Trump has apparently given plenty of thought as to how to come up with the funding
By The News · 09 of March 2017 09:34:35
An employee counts U.S. dollar notes, An employee counts U.S. dollar notes in a bank in Cairo, Egypt March 10, 2016. REUTERS/Amr Abdallah Dalsh, photo: Reuters/Amr Abdallah Dalsh

No question about it, the Mexican government is running scared with the very real threats President Donald Trump made against Mexico and Mexicans, which would eventually hamper the Mexican economy.

As time goes by the issue of dissolving the North American Free Trade Agreement (NAFTA) is waning away as the treasury secretaries of the two nations, Steven Mnuchin and José Antonio Meade Kuribreña met Tuesday and touched on NAFTA renegotiations which were first programmed for the summer and now postponed, according to Commerce Secretary Wilbur Ross.

But one issue of great concern is that starting this week, the White House will start receiving budget proposals for the construction of a border wall promised by President Donald Trump to his voters, as he’s made a point to continue erecting “a beautiful” wall along the Rio Grande side of the border.

Even after receiving proposals, the Trump Administration will face two problem: first, the cost of the proposals, which will start pouring in as of Friday, and second, figuring out how to pay for the construction now that President Enrique Peña Nieto has made a vehement denial of any payment, which he considers an ominous insult to Mexico. Hearsay has it that the wall, if cheap, may cost anywhere from $15 to $50 billion.

Surely President Trump will soon make public what’s he’s got in terms of planning — the guy seems to enjoy talking about this issue — and how to proceed.

But the budget is one thing, and coming up with the funds for it — which clearly even his own Republican Congress has said they will not back given not just the cost, but the worldwide implication it will have of the United States as a closed up economy — is another.

Trump has apparently given plenty of thought as to how to come up with the funding always claiming that “Mexicans will pay for it” and the first one he mentioned was taxing remittances from Mexicans working and living in the United States.

The threat of a new tax on remittances — states like Oklahoma already slap a one percent surcharge — does not seem to scare workers sending money home.
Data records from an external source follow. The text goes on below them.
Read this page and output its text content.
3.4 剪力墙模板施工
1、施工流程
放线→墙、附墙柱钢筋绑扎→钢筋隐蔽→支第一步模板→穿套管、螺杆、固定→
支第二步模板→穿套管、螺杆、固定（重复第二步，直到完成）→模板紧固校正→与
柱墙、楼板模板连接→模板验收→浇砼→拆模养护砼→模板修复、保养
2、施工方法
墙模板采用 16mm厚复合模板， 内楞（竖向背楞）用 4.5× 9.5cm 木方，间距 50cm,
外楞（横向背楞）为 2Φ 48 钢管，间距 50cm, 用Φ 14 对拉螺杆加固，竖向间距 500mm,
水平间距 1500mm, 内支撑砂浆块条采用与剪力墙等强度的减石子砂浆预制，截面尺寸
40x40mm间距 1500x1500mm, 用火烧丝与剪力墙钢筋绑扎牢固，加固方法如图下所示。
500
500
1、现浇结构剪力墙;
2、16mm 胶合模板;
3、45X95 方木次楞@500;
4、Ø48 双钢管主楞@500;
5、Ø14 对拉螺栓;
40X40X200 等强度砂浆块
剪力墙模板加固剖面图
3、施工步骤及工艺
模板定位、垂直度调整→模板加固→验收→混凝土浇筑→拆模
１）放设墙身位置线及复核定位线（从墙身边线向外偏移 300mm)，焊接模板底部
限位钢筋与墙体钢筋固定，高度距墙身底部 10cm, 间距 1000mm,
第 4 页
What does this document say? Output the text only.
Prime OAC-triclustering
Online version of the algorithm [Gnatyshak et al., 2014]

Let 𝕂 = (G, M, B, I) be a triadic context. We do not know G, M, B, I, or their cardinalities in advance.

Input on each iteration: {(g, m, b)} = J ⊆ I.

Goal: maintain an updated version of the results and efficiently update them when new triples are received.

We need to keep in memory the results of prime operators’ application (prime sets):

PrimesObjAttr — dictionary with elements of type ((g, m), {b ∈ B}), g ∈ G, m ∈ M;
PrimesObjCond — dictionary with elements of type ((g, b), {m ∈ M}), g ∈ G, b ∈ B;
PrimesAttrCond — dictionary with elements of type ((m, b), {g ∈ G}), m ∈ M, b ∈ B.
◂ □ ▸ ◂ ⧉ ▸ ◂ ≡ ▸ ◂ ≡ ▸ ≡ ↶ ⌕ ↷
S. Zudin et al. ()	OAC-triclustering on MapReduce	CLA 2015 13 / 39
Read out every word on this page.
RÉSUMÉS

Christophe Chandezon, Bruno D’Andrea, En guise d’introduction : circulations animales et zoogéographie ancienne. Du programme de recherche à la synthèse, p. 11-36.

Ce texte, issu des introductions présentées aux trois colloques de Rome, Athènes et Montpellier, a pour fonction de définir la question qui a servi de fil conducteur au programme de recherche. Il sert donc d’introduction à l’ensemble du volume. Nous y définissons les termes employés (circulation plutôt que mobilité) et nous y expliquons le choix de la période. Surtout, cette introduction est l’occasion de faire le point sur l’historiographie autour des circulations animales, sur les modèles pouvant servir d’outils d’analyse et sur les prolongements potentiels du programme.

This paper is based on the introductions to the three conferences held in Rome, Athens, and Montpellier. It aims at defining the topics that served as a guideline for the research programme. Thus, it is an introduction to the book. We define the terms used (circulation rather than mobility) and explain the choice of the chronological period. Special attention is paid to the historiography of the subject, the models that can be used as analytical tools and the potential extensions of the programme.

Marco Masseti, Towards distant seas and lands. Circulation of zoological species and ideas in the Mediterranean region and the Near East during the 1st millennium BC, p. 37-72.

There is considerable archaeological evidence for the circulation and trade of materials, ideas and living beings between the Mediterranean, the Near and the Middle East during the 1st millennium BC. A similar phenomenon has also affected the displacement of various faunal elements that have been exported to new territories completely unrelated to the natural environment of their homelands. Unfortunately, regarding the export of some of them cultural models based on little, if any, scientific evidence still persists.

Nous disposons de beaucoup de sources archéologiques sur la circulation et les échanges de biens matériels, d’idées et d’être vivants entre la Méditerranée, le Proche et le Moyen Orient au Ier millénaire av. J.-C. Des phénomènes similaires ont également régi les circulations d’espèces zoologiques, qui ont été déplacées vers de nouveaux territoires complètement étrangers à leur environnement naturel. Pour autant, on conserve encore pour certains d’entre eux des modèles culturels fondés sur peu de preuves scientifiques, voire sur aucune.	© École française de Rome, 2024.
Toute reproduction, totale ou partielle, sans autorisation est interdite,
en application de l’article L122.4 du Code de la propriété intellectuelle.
Even in the U.S. Congress a two percent federal tax is being considered.

What’s scary is getting deported and this is a very real threat, as Homeland Security Secretary John Kelly announced Monday that his security office is willing to break up families who have U.S. born children and undocumented parents by deporting the adults.

The result of all the threats — very real now that Trump’s in power — is that the amount of remittances has skyrocketed since last November and during 2016,  Mexico’s Central Bank (Banxico) reported a record amount in history for national dollar income putting the total amount at $26,970 million with $25,742 coming from the good old USA.

The Trump scare has not only hit Mexico, but Central America as well and according to the Inter-American Dialogue Organization in the “Northern Triangle,” nations of Central America (El Salvador, Guatemala and Honduras) remittances grew by 8 percent in 2016. In terms of last year’s remittances, El Salvador received $4.6, Guatemala $7.2 and Honduras $3.9 billion, in round figures. The total amount of remittances to all the nations of Latin America is put at $70 billion.

“For decades remittances have become a crucial complementary income for women, children and the elderly whose very survival depends on them,” says the report published in Spanish this week.

The problem Trump also faces — says Inter-American Dialogue — is that if deportations continue unabated there will be a day when remittances are not there, not merely creating further economic problems for the nations receiving them, but he will not have them to tax, which is a minus for his wall plan.

“Remittances have become an important tool for resilience, survival and protection in the region” and nowadays an integral part of the economies, including that of the United States.

Remittances are cash that flows directly to the economies so it’s no wonder the Mexican as well as the Northern Triangle governments are running scared as an income that brings great relief to the families of these nations is at peril.